I funny Channel Inhibitors: An Emerging Option for Heart Failure

Excerpt

1. I_funny (I_f), or funny current, channel inhibitors are a class of drugs with heart rate reducing properties (negative chronotropic drugs) and ivabradine is the first representative of this drug class; it was recently tested for the treatment of heart failure (HF).

2. Based on currently available evidence, it can be interpreted that ivabradine may have a role in the treatment of patients who have a certain form of HF. So for patients with symptomatic HF with reduced ejection fraction (HFrEF) (EF ≤ 35%); that is, with the lower-left part of their heart not contracting well, with a heart rate of 70 beats per minute (bpm) or higher and for patients who are unable to tolerate optimal beta-blocker dosing. Of note, patients with HFrEF who have a heart rate greater than 77 bpm may be the ones to derive the most benefit from initiating ivabradine therapy.

3. Ivabradine was evaluated in more than 10 clinical trials for a number of cardiovascular (CV) uses including coronary artery disease, angina, myocardial infarction, and HF. While an initial HF study, BEAUTIFUL (morBidity-mortality EvAlUaTion of the If inhibitor ivabradine in patients with coronary disease and left ventricULar dysfunction), did not find significant improvement in cardiac outcomes with ivabradine, findings from a prespecified subgroup of patients with a heart rate of 70 bpm or higher suggested a correlation between the resting heart rate and the risk of CV events; this observation led to further investigation of ivabradine for the treatment of HF.

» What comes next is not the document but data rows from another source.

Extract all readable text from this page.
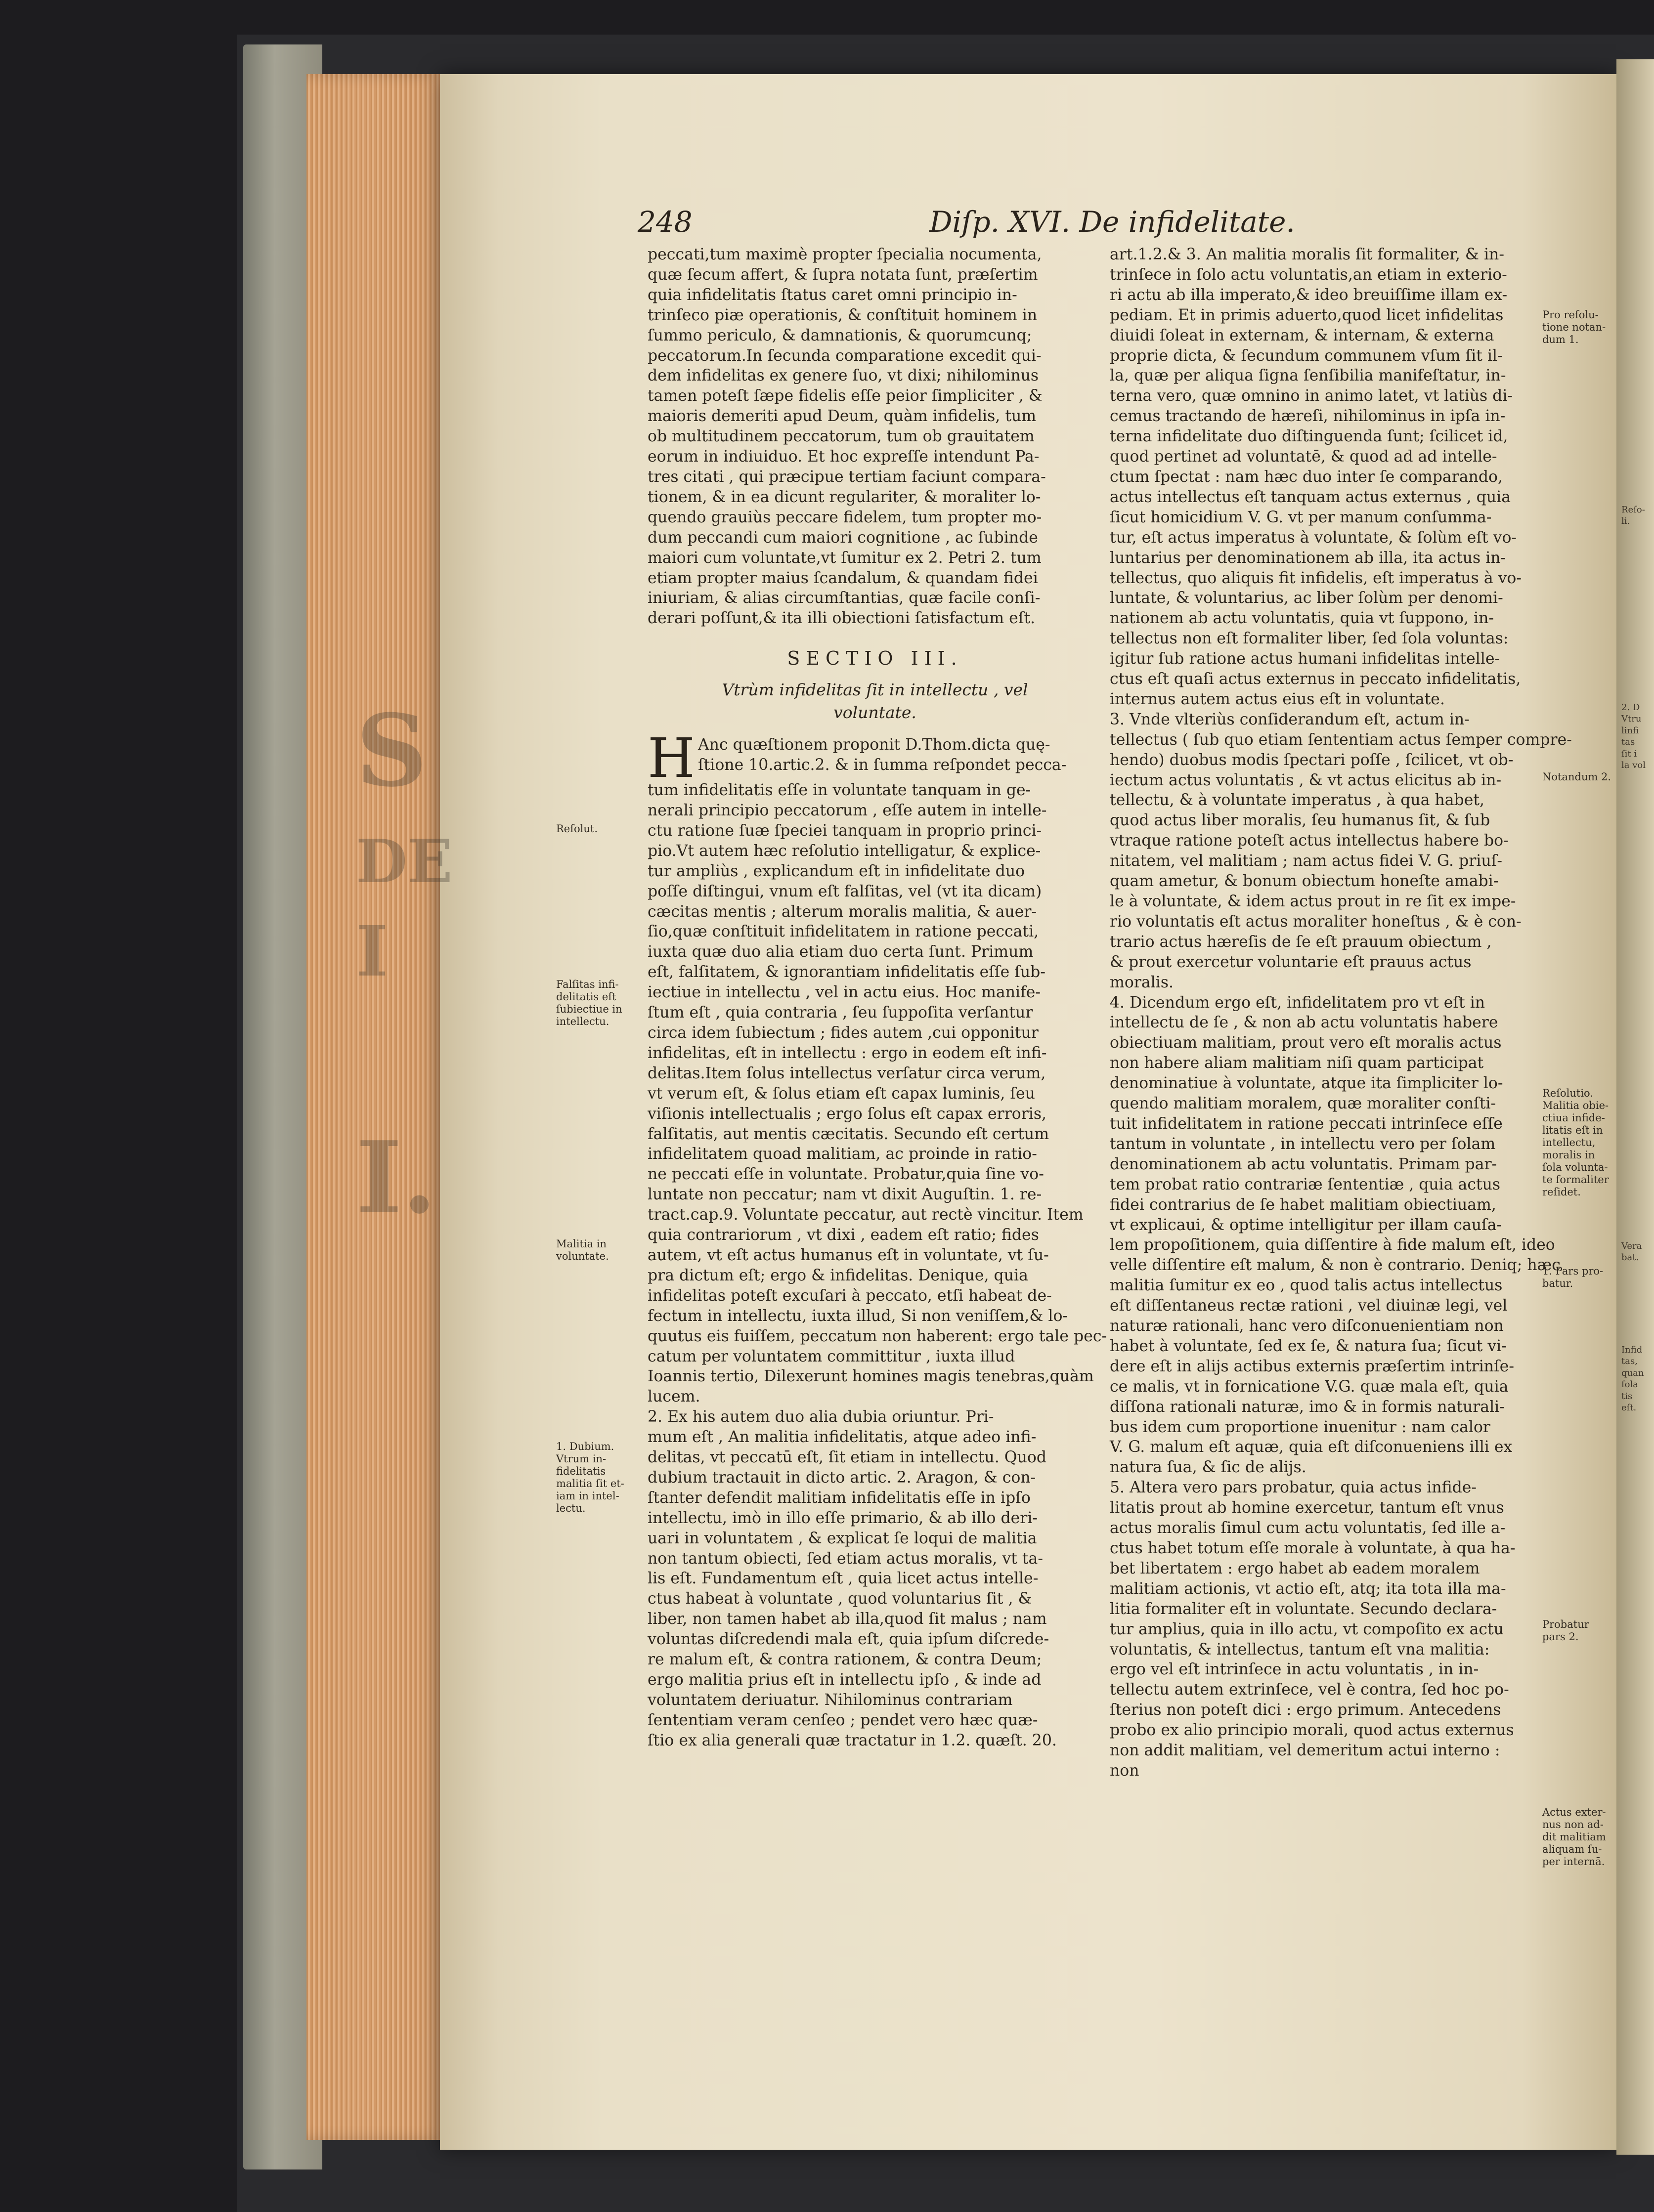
S
DE
I
I.
Reſo-
li.
2. D
Vtru
linfi
tas
ſit i
la vol
Vera
bat.
Infid
tas,
quan
ſola
tis
eſt.
248	Diſp. XVI. De infidelitate.
peccati,tum maximè propter ſpecialia nocumenta,
quæ ſecum affert, & ſupra notata ſunt, præſertim
quia infidelitatis ſtatus caret omni principio in-
trinſeco piæ operationis, & conſtituit hominem in
ſummo periculo, & damnationis, & quorumcunq;
peccatorum.In ſecunda comparatione excedit qui-
dem infidelitas ex genere ſuo, vt dixi; nihilominus
tamen poteſt ſæpe fidelis eſſe peior ſimpliciter , &
maioris demeriti apud Deum, quàm infidelis, tum
ob multitudinem peccatorum, tum ob grauitatem
eorum in indiuiduo. Et hoc expreſſe intendunt Pa-
tres citati , qui præcipue tertiam faciunt compara-
tionem, & in ea dicunt regulariter, & moraliter lo-
quendo grauiùs peccare fidelem, tum propter mo-
dum peccandi cum maiori cognitione , ac ſubinde
maiori cum voluntate,vt ſumitur ex 2. Petri 2. tum
etiam propter maius ſcandalum, & quandam fidei
iniuriam, & alias circumſtantias, quæ facile conſi-
derari poſſunt,& ita illi obiectioni ſatisfactum eſt.
SECTIO III.
Vtrùm infidelitas ſit in intellectu , vel
voluntate.
H Anc quæſtionem proponit D.Thom.dicta quę-
ſtione 10.artic.2. & in ſumma reſpondet pecca-
tum infidelitatis eſſe in voluntate tanquam in ge-
nerali principio peccatorum , eſſe autem in intelle-
ctu ratione ſuæ ſpeciei tanquam in proprio princi-
pio.Vt autem hæc reſolutio intelligatur, & explice-
tur ampliùs , explicandum eſt in infidelitate duo
poſſe diſtingui, vnum eſt falſitas, vel (vt ita dicam)
cæcitas mentis ; alterum moralis malitia, & auer-
ſio,quæ conſtituit infidelitatem in ratione peccati,
iuxta quæ duo alia etiam duo certa ſunt. Primum
eſt, falſitatem, & ignorantiam infidelitatis eſſe ſub-
iectiue in intellectu , vel in actu eius. Hoc manife-
ſtum eſt , quia contraria , ſeu ſuppoſita verſantur
circa idem ſubiectum ; fides autem ,cui opponitur
infidelitas, eſt in intellectu : ergo in eodem eſt infi-
delitas.Item ſolus intellectus verſatur circa verum,
vt verum eſt, & ſolus etiam eſt capax luminis, ſeu
viſionis intellectualis ; ergo ſolus eſt capax erroris,
falſitatis, aut mentis cæcitatis. Secundo eſt certum
infidelitatem quoad malitiam, ac proinde in ratio-
ne peccati eſſe in voluntate. Probatur,quia ſine vo-
luntate non peccatur; nam vt dixit Auguſtin. 1. re-
tract.cap.9. Voluntate peccatur, aut rectè vincitur. Item
quia contrariorum , vt dixi , eadem eſt ratio; fides
autem, vt eſt actus humanus eſt in voluntate, vt ſu-
pra dictum eſt; ergo & infidelitas. Denique, quia
infidelitas poteſt excuſari à peccato, etſi habeat de-
fectum in intellectu, iuxta illud, Si non veniſſem,& lo-
quutus eis fuiſſem, peccatum non haberent: ergo tale pec-
catum per voluntatem committitur , iuxta illud
Ioannis tertio, Dilexerunt homines magis tenebras,quàm
lucem.
2. Ex his autem duo alia dubia oriuntur. Pri-
mum eſt , An malitia infidelitatis, atque adeo infi-
delitas, vt peccatū eſt, ſit etiam in intellectu. Quod
dubium tractauit in dicto artic. 2. Aragon, & con-
ſtanter defendit malitiam infidelitatis eſſe in ipſo
intellectu, imò in illo eſſe primario, & ab illo deri-
uari in voluntatem , & explicat ſe loqui de malitia
non tantum obiecti, ſed etiam actus moralis, vt ta-
lis eſt. Fundamentum eſt , quia licet actus intelle-
ctus habeat à voluntate , quod voluntarius ſit , &
liber, non tamen habet ab illa,quod ſit malus ; nam
voluntas diſcredendi mala eſt, quia ipſum diſcrede-
re malum eſt, & contra rationem, & contra Deum;
ergo malitia prius eſt in intellectu ipſo , & inde ad
voluntatem deriuatur. Nihilominus contrariam
ſententiam veram cenſeo ; pendet vero hæc quæ-
ſtio ex alia generali quæ tractatur in 1.2. quæſt. 20.
art.1.2.& 3. An malitia moralis ſit formaliter, & in-
trinſece in ſolo actu voluntatis,an etiam in exterio-
ri actu ab illa imperato,& ideo breuiſſime illam ex-
pediam. Et in primis aduerto,quod licet infidelitas
diuidi ſoleat in externam, & internam, & externa
proprie dicta, & ſecundum communem vſum ſit il-
la, quæ per aliqua ſigna ſenſibilia manifeſtatur, in-
terna vero, quæ omnino in animo latet, vt latiùs di-
cemus tractando de hæreſi, nihilominus in ipſa in-
terna infidelitate duo diſtinguenda ſunt; ſcilicet id,
quod pertinet ad voluntatē, & quod ad ad intelle-
ctum ſpectat : nam hæc duo inter ſe comparando,
actus intellectus eſt tanquam actus externus , quia
ſicut homicidium V. G. vt per manum conſumma-
tur, eſt actus imperatus à voluntate, & ſolùm eſt vo-
luntarius per denominationem ab illa, ita actus in-
tellectus, quo aliquis fit infidelis, eſt imperatus à vo-
luntate, & voluntarius, ac liber ſolùm per denomi-
nationem ab actu voluntatis, quia vt ſuppono, in-
tellectus non eſt formaliter liber, ſed ſola voluntas:
igitur ſub ratione actus humani infidelitas intelle-
ctus eſt quaſi actus externus in peccato infidelitatis,
internus autem actus eius eſt in voluntate.
3. Vnde vlteriùs conſiderandum eſt, actum in-
tellectus ( ſub quo etiam ſententiam actus ſemper compre-
hendo) duobus modis ſpectari poſſe , ſcilicet, vt ob-
iectum actus voluntatis , & vt actus elicitus ab in-
tellectu, & à voluntate imperatus , à qua habet,
quod actus liber moralis, ſeu humanus ſit, & ſub
vtraque ratione poteſt actus intellectus habere bo-
nitatem, vel malitiam ; nam actus fidei V. G. priuſ-
quam ametur, & bonum obiectum honeſte amabi-
le à voluntate, & idem actus prout in re ſit ex impe-
rio voluntatis eſt actus moraliter honeſtus , & è con-
trario actus hæreſis de ſe eſt prauum obiectum ,
& prout exercetur voluntarie eſt prauus actus
moralis.
4. Dicendum ergo eſt, infidelitatem pro vt eſt in
intellectu de ſe , & non ab actu voluntatis habere
obiectiuam malitiam, prout vero eſt moralis actus
non habere aliam malitiam niſi quam participat
denominatiue à voluntate, atque ita ſimpliciter lo-
quendo malitiam moralem, quæ moraliter conſti-
tuit infidelitatem in ratione peccati intrinſece eſſe
tantum in voluntate , in intellectu vero per ſolam
denominationem ab actu voluntatis. Primam par-
tem probat ratio contrariæ ſententiæ , quia actus
fidei contrarius de ſe habet malitiam obiectiuam,
vt explicaui, & optime intelligitur per illam cauſa-
lem propoſitionem, quia diſſentire à fide malum eſt, ideo
velle diſſentire eſt malum, & non è contrario. Deniq; hæc
malitia ſumitur ex eo , quod talis actus intellectus
eſt diſſentaneus rectæ rationi , vel diuinæ legi, vel
naturæ rationali, hanc vero diſconuenientiam non
habet à voluntate, ſed ex ſe, & natura ſua; ſicut vi-
dere eſt in alijs actibus externis præſertim intrinſe-
ce malis, vt in fornicatione V.G. quæ mala eſt, quia
diſſona rationali naturæ, imo & in formis naturali-
bus idem cum proportione inuenitur : nam calor
V. G. malum eſt aquæ, quia eſt diſconueniens illi ex
natura ſua, & ſic de alijs.
5. Altera vero pars probatur, quia actus infide-
litatis prout ab homine exercetur, tantum eſt vnus
actus moralis ſimul cum actu voluntatis, ſed ille a-
ctus habet totum eſſe morale à voluntate, à qua ha-
bet libertatem : ergo habet ab eadem moralem
malitiam actionis, vt actio eſt, atq; ita tota illa ma-
litia formaliter eſt in voluntate. Secundo declara-
tur amplius, quia in illo actu, vt compoſito ex actu
voluntatis, & intellectus, tantum eſt vna malitia:
ergo vel eſt intrinſece in actu voluntatis , in in-
tellectu autem extrinſece, vel è contra, ſed hoc po-
ſterius non poteſt dici : ergo primum. Antecedens
probo ex alio principio morali, quod actus externus
non addit malitiam, vel demeritum actui interno :
non
Reſolut.
Falſitas infi-
delitatis eſt
ſubiectiue in
intellectu.
Malitia in
voluntate.
1. Dubium.
Vtrum in-
fidelitatis
malitia ſit et-
iam in intel-
lectu.
Pro reſolu-
tione notan-
dum 1.
Notandum 2.
Reſolutio.
Malitia obie-
ctiua infide-
litatis eſt in
intellectu,
moralis in
ſola volunta-
te formaliter
reſidet.
1. Pars pro-
batur.
Probatur
pars 2.
Actus exter-
nus non ad-
dit malitiam
aliquam ſu-
per internā.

4. The clinical development of ivabradine continued with the SHIFT (Systolic Heart failure treatment with the I_f inhibitor ivabradine Trial) study. This study targeted patients with HFrEF, in sinus rhythm (i.e., normal heartbeat) and with a heart rate of 70 bpm or higher. The phase 3 trial evaluated the morbidity and mortality benefits of ivabradine as an add-on therapy to standard treatment for HF, including the use of a beta-blocker if tolerated, compared with placebo. Results showed that when ivabradine is added on to guidelines-based background therapy, there is a statistically significant decrease of 18% in the rate of primary end point (composite of CV death or hospital admission for worsening HF) compared with placebo.

5. Of note, 89% of patients enrolled in the SHIFT trial were on beta-blockers. However, despite aiming to treat patients at the guidelines-specified target dose for beta-blockers, only 56% of patients were on at least 50% of the target dose and, 26% of patients were at target dose. The most common reasons for suboptimal dosing of beta-blocking therapy were hypotension and fatigue.